Comment TikTok et Twitter deviennent des outils de surveillance et de punition
Ces affaires peuvent inquiéter à plusieurs égards. Elles posent des questions de droit à l’image, d’atteinte à la vie privée, et de diffamation. Ces interrogations s’entrecroisent avec celles de discrimination, pouvant avoir de lourdes conséquences émotionnelles et psychologiques, que l’on soit vraiment atteint de la variole du singe ou non.
D’autant qu’à l’heure actuelle, en Occident, cette maladie touche principalement des hommes ayant des relations sexuelles avec des hommes. Rien d’étonnant, donc, à ce que des personnes malveillantes aient vite fait de tirer des conclusions sur la sexualité d’individus qui n’ont rien demandé et peuvent se retrouver outé, à tort ou à raison (situation dans laquelle un ou des tiers font le coming-out d’une personne à son insu et contre son gré, comme cela avait été le cas pour la chanteuse belge Angèle par exemple). À cet égard, le virus de la variole du singe se propage d’autant plus facilement, en partie grâce à l’homophobie, des gens ordinaires et des gouvernements, d’ailleurs.

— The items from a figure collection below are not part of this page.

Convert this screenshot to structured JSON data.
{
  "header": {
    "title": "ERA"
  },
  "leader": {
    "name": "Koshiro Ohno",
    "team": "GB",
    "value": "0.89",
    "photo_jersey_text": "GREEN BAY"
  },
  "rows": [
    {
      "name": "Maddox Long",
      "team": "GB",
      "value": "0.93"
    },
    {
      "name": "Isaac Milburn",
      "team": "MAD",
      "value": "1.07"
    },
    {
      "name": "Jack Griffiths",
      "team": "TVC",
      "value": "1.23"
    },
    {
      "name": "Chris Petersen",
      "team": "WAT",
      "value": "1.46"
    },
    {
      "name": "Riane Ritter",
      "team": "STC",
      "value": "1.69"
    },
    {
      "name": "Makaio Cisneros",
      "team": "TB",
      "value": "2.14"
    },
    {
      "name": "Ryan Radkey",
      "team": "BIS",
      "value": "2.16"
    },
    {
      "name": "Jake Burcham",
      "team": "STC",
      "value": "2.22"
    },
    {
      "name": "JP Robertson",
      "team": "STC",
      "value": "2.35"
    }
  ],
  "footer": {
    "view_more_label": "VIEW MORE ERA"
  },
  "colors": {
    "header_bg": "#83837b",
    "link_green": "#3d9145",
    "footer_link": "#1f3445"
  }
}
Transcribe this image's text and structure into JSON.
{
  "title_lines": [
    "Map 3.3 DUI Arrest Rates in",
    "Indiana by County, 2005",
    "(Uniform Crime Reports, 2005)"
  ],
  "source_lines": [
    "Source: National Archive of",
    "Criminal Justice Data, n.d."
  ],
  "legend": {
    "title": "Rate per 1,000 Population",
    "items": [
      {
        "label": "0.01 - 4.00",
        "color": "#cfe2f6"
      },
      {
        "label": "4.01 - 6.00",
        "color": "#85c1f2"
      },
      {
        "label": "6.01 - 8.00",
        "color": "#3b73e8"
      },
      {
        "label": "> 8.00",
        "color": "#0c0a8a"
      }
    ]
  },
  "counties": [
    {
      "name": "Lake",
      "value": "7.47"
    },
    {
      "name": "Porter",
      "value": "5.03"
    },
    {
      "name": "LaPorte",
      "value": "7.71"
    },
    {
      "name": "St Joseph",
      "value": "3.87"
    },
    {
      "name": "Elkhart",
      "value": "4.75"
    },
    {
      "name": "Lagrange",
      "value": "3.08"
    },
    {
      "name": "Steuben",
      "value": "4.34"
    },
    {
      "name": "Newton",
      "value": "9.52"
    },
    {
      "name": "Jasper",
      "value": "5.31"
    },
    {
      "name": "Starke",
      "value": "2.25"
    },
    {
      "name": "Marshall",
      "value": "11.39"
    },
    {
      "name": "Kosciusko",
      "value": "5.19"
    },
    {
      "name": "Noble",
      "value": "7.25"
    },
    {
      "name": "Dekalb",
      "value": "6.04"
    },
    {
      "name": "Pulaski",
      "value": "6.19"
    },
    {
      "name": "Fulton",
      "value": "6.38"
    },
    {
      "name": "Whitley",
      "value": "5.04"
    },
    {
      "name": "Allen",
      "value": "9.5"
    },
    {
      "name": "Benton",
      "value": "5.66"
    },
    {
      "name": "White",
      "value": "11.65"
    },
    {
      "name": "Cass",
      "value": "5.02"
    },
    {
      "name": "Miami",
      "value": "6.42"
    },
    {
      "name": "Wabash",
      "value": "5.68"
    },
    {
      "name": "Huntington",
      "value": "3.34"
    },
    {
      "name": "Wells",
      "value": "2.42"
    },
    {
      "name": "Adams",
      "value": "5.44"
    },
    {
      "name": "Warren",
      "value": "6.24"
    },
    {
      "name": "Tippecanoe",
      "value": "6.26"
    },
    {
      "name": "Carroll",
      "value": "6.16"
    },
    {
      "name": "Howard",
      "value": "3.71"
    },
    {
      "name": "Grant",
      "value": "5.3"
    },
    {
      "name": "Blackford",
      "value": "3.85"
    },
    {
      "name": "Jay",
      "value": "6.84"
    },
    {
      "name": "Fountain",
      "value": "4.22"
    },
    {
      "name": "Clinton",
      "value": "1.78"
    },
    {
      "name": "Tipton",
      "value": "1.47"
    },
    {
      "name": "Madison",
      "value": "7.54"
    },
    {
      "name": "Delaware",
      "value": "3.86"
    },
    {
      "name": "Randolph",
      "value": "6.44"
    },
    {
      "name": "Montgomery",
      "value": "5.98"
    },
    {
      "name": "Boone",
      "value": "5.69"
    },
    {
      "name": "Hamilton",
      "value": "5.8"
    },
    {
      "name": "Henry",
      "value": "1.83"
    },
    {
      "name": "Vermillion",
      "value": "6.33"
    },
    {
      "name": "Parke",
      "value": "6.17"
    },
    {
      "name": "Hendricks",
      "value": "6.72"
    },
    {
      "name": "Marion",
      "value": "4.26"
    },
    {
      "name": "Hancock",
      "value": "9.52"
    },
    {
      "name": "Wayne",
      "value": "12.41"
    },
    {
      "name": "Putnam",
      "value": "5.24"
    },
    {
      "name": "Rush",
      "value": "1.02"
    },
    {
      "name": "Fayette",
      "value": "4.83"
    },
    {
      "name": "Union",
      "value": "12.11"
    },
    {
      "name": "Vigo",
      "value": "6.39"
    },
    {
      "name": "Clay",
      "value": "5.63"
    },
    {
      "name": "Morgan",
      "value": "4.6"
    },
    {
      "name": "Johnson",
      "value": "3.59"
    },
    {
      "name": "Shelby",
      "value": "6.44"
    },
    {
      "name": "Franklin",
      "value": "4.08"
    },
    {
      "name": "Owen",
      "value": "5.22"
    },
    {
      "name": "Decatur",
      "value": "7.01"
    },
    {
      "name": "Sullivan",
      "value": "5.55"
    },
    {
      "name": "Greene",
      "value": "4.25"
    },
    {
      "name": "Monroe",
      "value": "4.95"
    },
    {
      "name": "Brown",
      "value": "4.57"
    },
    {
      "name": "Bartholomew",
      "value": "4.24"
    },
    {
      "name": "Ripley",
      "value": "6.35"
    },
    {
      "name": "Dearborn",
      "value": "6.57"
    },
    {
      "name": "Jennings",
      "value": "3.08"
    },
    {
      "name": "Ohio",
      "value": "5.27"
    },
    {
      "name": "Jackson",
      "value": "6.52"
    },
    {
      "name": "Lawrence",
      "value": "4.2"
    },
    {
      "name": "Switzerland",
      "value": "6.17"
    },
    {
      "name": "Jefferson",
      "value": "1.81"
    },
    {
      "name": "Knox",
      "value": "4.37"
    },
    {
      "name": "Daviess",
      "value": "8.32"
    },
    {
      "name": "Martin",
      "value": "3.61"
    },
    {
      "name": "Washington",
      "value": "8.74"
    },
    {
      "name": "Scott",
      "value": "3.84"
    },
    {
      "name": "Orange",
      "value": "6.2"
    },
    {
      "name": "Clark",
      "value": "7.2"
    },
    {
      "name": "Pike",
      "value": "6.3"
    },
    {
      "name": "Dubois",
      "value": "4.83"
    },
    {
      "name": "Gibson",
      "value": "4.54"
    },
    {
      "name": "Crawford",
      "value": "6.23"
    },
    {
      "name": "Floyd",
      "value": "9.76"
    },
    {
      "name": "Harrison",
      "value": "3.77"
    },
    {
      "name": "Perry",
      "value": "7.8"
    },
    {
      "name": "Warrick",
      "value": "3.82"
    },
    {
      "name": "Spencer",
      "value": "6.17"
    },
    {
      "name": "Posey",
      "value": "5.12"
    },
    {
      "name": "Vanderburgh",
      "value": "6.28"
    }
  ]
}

Coup sur coup, ces intox prouvent une fois de plus (s’il le fallait) le rôle des réseaux sociaux dans la propagation des fausses informations. Mais cela soulève aussi la question du comportement de certaines personnes qui ne se privent pas d’en filmer d’autres, à leur insu. Que ce soit pour poster ensuite les pires rumeurs (ou pas), cela devient lentement, mais sûrement, de nouveaux outils panoptiques, de surveillance et de punition, qui fascineraient sûrement Michel Foucault – et restent inquiétants.